Ricky Mulvey: I’m Ricky Mulvey, and that’s Malcolm Gladwell. He’s the best-selling author of Outliers and Blank and host of the podcast Revisionist History. His latest book is Revenge of the Tipping Point, over stories, Super Spreaders and The Rise of Social Engineering. My co-host, Dylan Lewis caught up with Gladwell for a conversation about the book, why the 1990s were more optimistic time than today, how entrepreneurs could rethink insurance and why Gladwell only checks his investments once a year.

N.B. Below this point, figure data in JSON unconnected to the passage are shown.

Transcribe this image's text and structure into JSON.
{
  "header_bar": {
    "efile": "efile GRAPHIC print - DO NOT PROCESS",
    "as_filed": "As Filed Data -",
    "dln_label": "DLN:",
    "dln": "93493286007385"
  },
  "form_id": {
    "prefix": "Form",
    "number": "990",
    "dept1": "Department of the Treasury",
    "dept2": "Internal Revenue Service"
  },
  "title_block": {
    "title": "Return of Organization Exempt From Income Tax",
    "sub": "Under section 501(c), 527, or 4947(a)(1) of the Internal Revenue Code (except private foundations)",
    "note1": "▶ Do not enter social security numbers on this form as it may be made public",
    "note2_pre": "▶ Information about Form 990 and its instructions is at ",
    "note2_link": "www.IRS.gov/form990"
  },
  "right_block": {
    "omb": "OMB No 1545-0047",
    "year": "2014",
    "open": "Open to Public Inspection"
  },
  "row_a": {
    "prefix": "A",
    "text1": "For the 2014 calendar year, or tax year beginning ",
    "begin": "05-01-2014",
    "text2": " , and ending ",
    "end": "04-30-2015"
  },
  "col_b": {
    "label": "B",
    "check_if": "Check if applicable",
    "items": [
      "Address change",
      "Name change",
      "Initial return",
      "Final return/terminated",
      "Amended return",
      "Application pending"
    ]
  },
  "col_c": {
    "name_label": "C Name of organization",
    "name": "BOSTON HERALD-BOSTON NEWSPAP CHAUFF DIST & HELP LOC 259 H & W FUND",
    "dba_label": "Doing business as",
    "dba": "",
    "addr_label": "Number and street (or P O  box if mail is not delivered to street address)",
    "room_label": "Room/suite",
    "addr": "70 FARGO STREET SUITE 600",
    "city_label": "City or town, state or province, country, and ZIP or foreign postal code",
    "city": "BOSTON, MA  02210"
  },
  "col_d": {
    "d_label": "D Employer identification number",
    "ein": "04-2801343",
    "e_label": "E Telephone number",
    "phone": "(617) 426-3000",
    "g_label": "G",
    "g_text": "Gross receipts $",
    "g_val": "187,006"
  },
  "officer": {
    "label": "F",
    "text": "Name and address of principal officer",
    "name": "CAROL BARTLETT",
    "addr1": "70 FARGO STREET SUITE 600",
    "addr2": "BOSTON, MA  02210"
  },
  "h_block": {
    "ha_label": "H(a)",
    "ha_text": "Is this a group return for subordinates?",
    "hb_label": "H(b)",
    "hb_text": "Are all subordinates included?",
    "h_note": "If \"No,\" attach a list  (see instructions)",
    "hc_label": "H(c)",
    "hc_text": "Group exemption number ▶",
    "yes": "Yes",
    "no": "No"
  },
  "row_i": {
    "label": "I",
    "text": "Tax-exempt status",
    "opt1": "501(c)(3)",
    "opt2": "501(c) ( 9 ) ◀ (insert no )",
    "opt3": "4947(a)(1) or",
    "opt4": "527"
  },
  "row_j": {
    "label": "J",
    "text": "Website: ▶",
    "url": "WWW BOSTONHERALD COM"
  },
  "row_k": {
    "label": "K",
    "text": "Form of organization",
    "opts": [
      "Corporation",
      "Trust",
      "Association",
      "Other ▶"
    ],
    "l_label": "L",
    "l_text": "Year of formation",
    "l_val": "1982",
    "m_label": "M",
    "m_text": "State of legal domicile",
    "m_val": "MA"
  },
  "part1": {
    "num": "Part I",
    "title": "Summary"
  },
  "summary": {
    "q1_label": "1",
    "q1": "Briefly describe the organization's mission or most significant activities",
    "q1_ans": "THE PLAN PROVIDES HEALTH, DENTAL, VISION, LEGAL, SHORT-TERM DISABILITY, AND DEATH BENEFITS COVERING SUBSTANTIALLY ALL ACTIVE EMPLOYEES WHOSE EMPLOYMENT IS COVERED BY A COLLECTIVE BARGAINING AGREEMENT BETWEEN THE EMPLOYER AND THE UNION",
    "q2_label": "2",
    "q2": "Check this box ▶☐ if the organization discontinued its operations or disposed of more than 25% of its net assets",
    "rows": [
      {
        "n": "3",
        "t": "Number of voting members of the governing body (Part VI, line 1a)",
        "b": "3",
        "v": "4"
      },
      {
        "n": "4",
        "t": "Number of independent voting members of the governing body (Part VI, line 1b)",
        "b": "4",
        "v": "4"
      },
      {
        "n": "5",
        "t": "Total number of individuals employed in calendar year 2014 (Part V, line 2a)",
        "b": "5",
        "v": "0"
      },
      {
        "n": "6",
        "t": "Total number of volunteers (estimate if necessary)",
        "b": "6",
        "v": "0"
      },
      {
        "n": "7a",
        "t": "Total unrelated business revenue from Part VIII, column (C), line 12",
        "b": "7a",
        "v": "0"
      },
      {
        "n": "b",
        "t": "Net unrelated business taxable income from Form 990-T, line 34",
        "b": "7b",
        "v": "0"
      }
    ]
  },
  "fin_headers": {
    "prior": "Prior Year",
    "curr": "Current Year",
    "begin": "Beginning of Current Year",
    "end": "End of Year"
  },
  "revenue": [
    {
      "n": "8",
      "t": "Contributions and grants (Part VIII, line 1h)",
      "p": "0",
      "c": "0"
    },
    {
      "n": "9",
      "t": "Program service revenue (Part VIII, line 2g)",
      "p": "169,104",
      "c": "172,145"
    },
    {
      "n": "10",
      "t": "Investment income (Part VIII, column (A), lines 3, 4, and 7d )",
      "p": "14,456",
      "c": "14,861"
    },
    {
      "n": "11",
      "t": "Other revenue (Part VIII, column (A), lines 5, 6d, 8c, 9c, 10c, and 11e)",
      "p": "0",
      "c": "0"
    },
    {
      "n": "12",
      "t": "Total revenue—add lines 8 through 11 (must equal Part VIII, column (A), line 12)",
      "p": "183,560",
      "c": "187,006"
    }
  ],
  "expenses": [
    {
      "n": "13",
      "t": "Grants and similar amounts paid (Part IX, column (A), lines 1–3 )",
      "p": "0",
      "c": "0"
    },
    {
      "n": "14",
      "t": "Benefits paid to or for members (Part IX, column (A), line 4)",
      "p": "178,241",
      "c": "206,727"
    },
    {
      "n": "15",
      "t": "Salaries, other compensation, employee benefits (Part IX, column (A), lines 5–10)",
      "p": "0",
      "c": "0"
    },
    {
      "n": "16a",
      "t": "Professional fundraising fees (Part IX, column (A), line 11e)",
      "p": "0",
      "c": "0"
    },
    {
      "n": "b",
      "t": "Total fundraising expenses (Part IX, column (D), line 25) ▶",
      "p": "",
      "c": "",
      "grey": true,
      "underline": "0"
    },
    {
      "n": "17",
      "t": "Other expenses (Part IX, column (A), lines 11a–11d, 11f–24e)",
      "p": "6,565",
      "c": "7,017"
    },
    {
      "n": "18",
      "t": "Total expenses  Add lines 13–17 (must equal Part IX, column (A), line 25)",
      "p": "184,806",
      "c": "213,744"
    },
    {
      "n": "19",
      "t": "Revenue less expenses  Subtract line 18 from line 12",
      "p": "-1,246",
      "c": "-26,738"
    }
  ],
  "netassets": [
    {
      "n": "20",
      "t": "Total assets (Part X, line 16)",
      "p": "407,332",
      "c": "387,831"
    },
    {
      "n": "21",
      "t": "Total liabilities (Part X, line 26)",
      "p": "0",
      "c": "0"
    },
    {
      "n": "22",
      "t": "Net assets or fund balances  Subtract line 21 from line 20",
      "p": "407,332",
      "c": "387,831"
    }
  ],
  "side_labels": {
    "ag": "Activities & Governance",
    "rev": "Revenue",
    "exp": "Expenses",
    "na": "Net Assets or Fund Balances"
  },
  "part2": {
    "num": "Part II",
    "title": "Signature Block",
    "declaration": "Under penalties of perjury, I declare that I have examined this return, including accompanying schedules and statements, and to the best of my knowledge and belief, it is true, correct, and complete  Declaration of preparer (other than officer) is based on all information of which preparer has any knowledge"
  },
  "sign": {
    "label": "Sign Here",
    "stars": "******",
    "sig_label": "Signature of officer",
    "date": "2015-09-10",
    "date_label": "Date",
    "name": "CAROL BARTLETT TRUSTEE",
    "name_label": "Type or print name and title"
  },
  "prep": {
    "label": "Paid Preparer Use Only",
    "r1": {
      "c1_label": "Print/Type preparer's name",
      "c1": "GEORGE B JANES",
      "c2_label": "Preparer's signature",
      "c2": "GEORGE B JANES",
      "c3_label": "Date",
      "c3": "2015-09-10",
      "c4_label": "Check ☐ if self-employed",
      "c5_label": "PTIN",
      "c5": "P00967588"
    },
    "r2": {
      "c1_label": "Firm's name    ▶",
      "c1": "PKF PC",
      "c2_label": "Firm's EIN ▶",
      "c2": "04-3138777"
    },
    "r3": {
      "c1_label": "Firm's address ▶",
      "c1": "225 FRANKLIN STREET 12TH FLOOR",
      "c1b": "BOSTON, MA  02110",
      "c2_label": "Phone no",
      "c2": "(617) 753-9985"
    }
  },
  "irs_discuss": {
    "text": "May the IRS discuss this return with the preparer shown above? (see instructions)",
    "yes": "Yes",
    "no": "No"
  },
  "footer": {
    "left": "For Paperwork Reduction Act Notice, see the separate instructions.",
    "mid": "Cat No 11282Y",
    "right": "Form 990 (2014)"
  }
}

Dylan Lewis: I think when I originally read The Tipping Point and when I went back to it in prep for this conversation, was struck by this idea that the book is very optimistic in its outlook, and it’s very much about small ways to create larger change. Revenge in the title here has a bit of a different connotation to it. On the one hand, I think it’s a little bit of the era we’re in. We have so many reasons to be very optimistic. We have AI as this magic type technology. We have just addressed a worldwide pandemic in record time. That’s incredible. But it feels like even underneath some of those more reasons to be optimistic, there’s a lot of distrust, there’s a lot of differing public opinions. You get into this idea of the overstory in the book. It’s meta-narrative. What do you feel like that is right now, and what do you think is versus what it was when you wrote The Tipping Point originally?